Pavement riding is a menace, I don't care about anyone who goes along slowly and is considerate of everyone else, but there are loads of people who hurtle around at road speeds on the pavement and something should be done. Perhaps providing somewhere better for people to ride.

What about pavement driving?
The pavement cycling danger is a myth propagated by junk journalists, writing for junk tabloid pseudo-newspapers. It's a man bites dog story, blown out of all significance. Motor-vehicles injure and kill people daily, it's not newsworthy and is rarely more than local news, whereas a cyclist killing someone on the pavement has received national coverage.

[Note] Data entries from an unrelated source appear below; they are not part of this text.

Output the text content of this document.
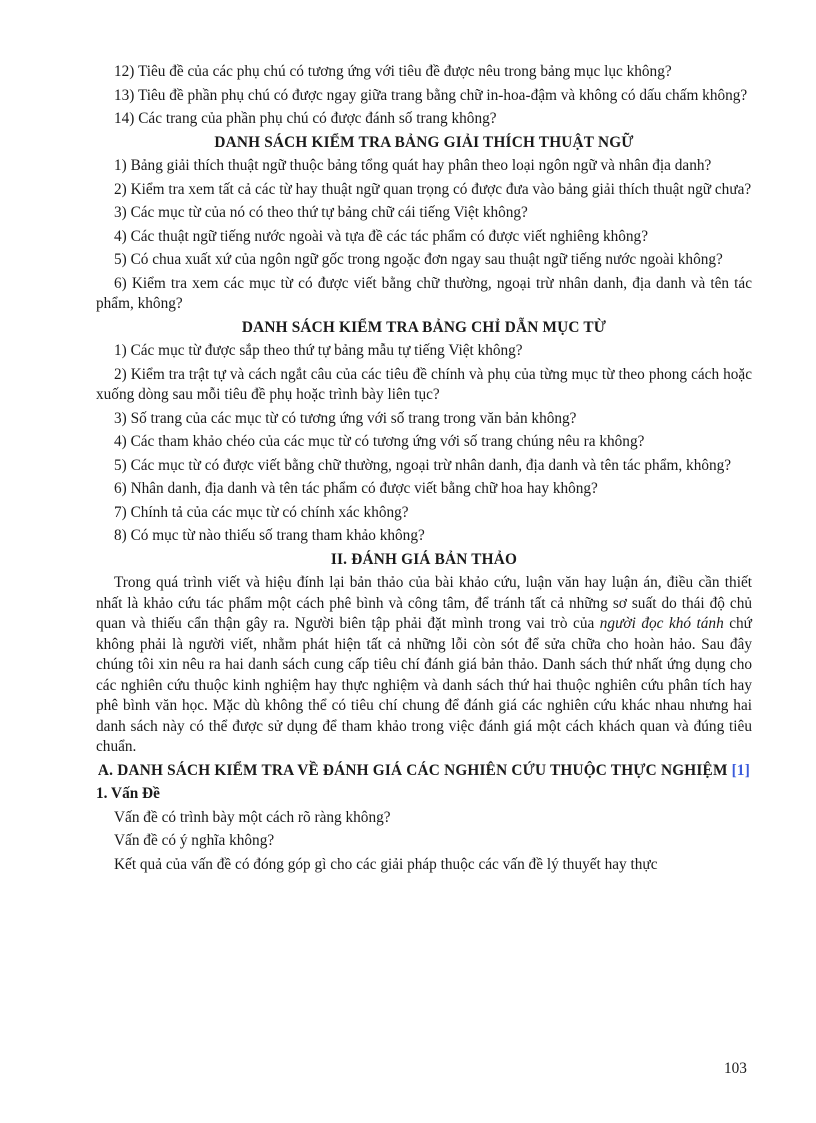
12) Tiêu đề của các phụ chú có tương ứng với tiêu đề được nêu trong bảng mục lục không?

13) Tiêu đề phần phụ chú có được ngay giữa trang bằng chữ in-hoa-đậm và không có dấu chấm không?

14) Các trang của phần phụ chú có được đánh số trang không?

DANH SÁCH KIỂM TRA BẢNG GIẢI THÍCH THUẬT NGỮ

1) Bảng giải thích thuật ngữ thuộc bảng tổng quát hay phân theo loại ngôn ngữ và nhân địa danh?

2) Kiểm tra xem tất cả các từ hay thuật ngữ quan trọng có được đưa vào bảng giải thích thuật ngữ chưa?

3) Các mục từ của nó có theo thứ tự bảng chữ cái tiếng Việt không?

4) Các thuật ngữ tiếng nước ngoài và tựa đề các tác phẩm có được viết nghiêng không?

5) Có chua xuất xứ của ngôn ngữ gốc trong ngoặc đơn ngay sau thuật ngữ tiếng nước ngoài không?

6) Kiểm tra xem các mục từ có được viết bằng chữ thường, ngoại trừ nhân danh, địa danh và tên tác phẩm, không?

DANH SÁCH KIỂM TRA BẢNG CHỈ DẪN MỤC TỪ

1) Các mục từ được sắp theo thứ tự bảng mẫu tự tiếng Việt không?

2) Kiểm tra trật tự và cách ngắt câu của các tiêu đề chính và phụ của từng mục từ theo phong cách hoặc xuống dòng sau mỗi tiêu đề phụ hoặc trình bày liên tục?

3) Số trang của các mục từ có tương ứng với số trang trong văn bản không?

4) Các tham khảo chéo của các mục từ có tương ứng với số trang chúng nêu ra không?

5) Các mục từ có được viết bằng chữ thường, ngoại trừ nhân danh, địa danh và tên tác phẩm, không?

6) Nhân danh, địa danh và tên tác phẩm có được viết bằng chữ hoa hay không?

7) Chính tả của các mục từ có chính xác không?

8) Có mục từ nào thiếu số trang tham khảo không?

II. ĐÁNH GIÁ BẢN THẢO

Trong quá trình viết và hiệu đính lại bản thảo của bài khảo cứu, luận văn hay luận án, điều cần thiết nhất là khảo cứu tác phẩm một cách phê bình và công tâm, để tránh tất cả những sơ suất do thái độ chủ quan và thiếu cẩn thận gây ra. Người biên tập phải đặt mình trong vai trò của người đọc khó tánh chứ không phải là người viết, nhằm phát hiện tất cả những lỗi còn sót để sửa chữa cho hoàn hảo. Sau đây chúng tôi xin nêu ra hai danh sách cung cấp tiêu chí đánh giá bản thảo. Danh sách thứ nhất ứng dụng cho các nghiên cứu thuộc kinh nghiệm hay thực nghiệm và danh sách thứ hai thuộc nghiên cứu phân tích hay phê bình văn học. Mặc dù không thể có tiêu chí chung để đánh giá các nghiên cứu khác nhau nhưng hai danh sách này có thể được sử dụng để tham khảo trong việc đánh giá một cách khách quan và đúng tiêu chuẩn.

A. DANH SÁCH KIỂM TRA VỀ ĐÁNH GIÁ CÁC NGHIÊN CỨU THUỘC THỰC NGHIỆM [1]

1. Vấn Đề

Vấn đề có trình bày một cách rõ ràng không?

Vấn đề có ý nghĩa không?

Kết quả của vấn đề có đóng góp gì cho các giải pháp thuộc các vấn đề lý thuyết hay thực

103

Between 2005 and 2009 (five years), pavement drivers killed 266 pedestrians, whereas between 2000 and 2009 (ten years) pavement cyclists killed three pedestrians. That's a ratio of 151:1. That's one every eight days for pavement drivers vs one every three years four months for pavement cyclists.

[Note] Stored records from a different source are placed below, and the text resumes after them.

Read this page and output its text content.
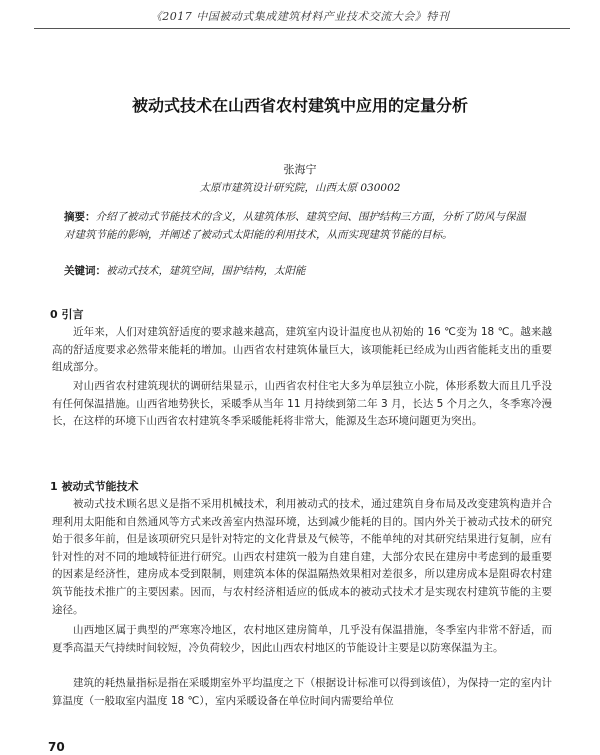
《2017 中国被动式集成建筑材料产业技术交流大会》特刊
被动式技术在山西省农村建筑中应用的定量分析
张海宁
太原市建筑设计研究院，山西太原 030002
摘要：介绍了被动式节能技术的含义，从建筑体形、建筑空间、围护结构三方面，分析了防风与保温对建筑节能的影响，并阐述了被动式太阳能的利用技术，从而实现建筑节能的目标。
关键词：被动式技术，建筑空间，围护结构，太阳能
0 引言
近年来，人们对建筑舒适度的要求越来越高，建筑室内设计温度也从初始的 16 ℃变为 18 ℃。越来越高的舒适度要求必然带来能耗的增加。山西省农村建筑体量巨大，该项能耗已经成为山西省能耗支出的重要组成部分。
对山西省农村建筑现状的调研结果显示，山西省农村住宅大多为单层独立小院，体形系数大而且几乎没有任何保温措施。山西省地势狭长，采暖季从当年 11 月持续到第二年 3 月，长达 5 个月之久，冬季寒冷漫长，在这样的环境下山西省农村建筑冬季采暖能耗将非常大，能源及生态环境问题更为突出。
1 被动式节能技术
被动式技术顾名思义是指不采用机械技术，利用被动式的技术，通过建筑自身布局及改变建筑构造并合理利用太阳能和自然通风等方式来改善室内热湿环境，达到减少能耗的目的。国内外关于被动式技术的研究始于很多年前，但是该项研究只是针对特定的文化背景及气候等，不能单纯的对其研究结果进行复制，应有针对性的对不同的地域特征进行研究。山西农村建筑一般为自建自建，大部分农民在建房中考虑到的最重要的因素是经济性，建房成本受到限制，则建筑本体的保温隔热效果相对差很多，所以建房成本是阻碍农村建筑节能技术推广的主要因素。因而，与农村经济相适应的低成本的被动式技术才是实现农村建筑节能的主要途径。
山西地区属于典型的严寒寒冷地区，农村地区建房简单，几乎没有保温措施，冬季室内非常不舒适，而夏季高温天气持续时间较短，冷负荷较少，因此山西农村地区的节能设计主要是以防寒保温为主。
建筑的耗热量指标是指在采暖期室外平均温度之下（根据设计标准可以得到该值），为保持一定的室内计算温度（一般取室内温度 18 ℃），室内采暖设备在单位时间内需要给单位
70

I don't believe the statistics are much different now. DfT statistics.
If improving Public safety is the target, one can safely ignore pavement cycling and concentrate on pavement drivers and vehicles parked on the pavement, which must have been driven there.

As for hurtling around on the pavement - utter BS & fiction. I've never seen anyone cycling fast on the footway / pavement, they're almost always on BSO pseudo-mountain bikes with underinflated knobbly tyres, in the wrong gear (often the small chainring to small rear sprocket) and very slow.
I normally ride on the road, but occasionally use shared paths and very infrequently pavements alongside busy fast roads where cycling on the road would be suicidal and there aren't any pedestrians anyway. These surfaces are so rough that 'hurtling' anywhere is a pipe-dream.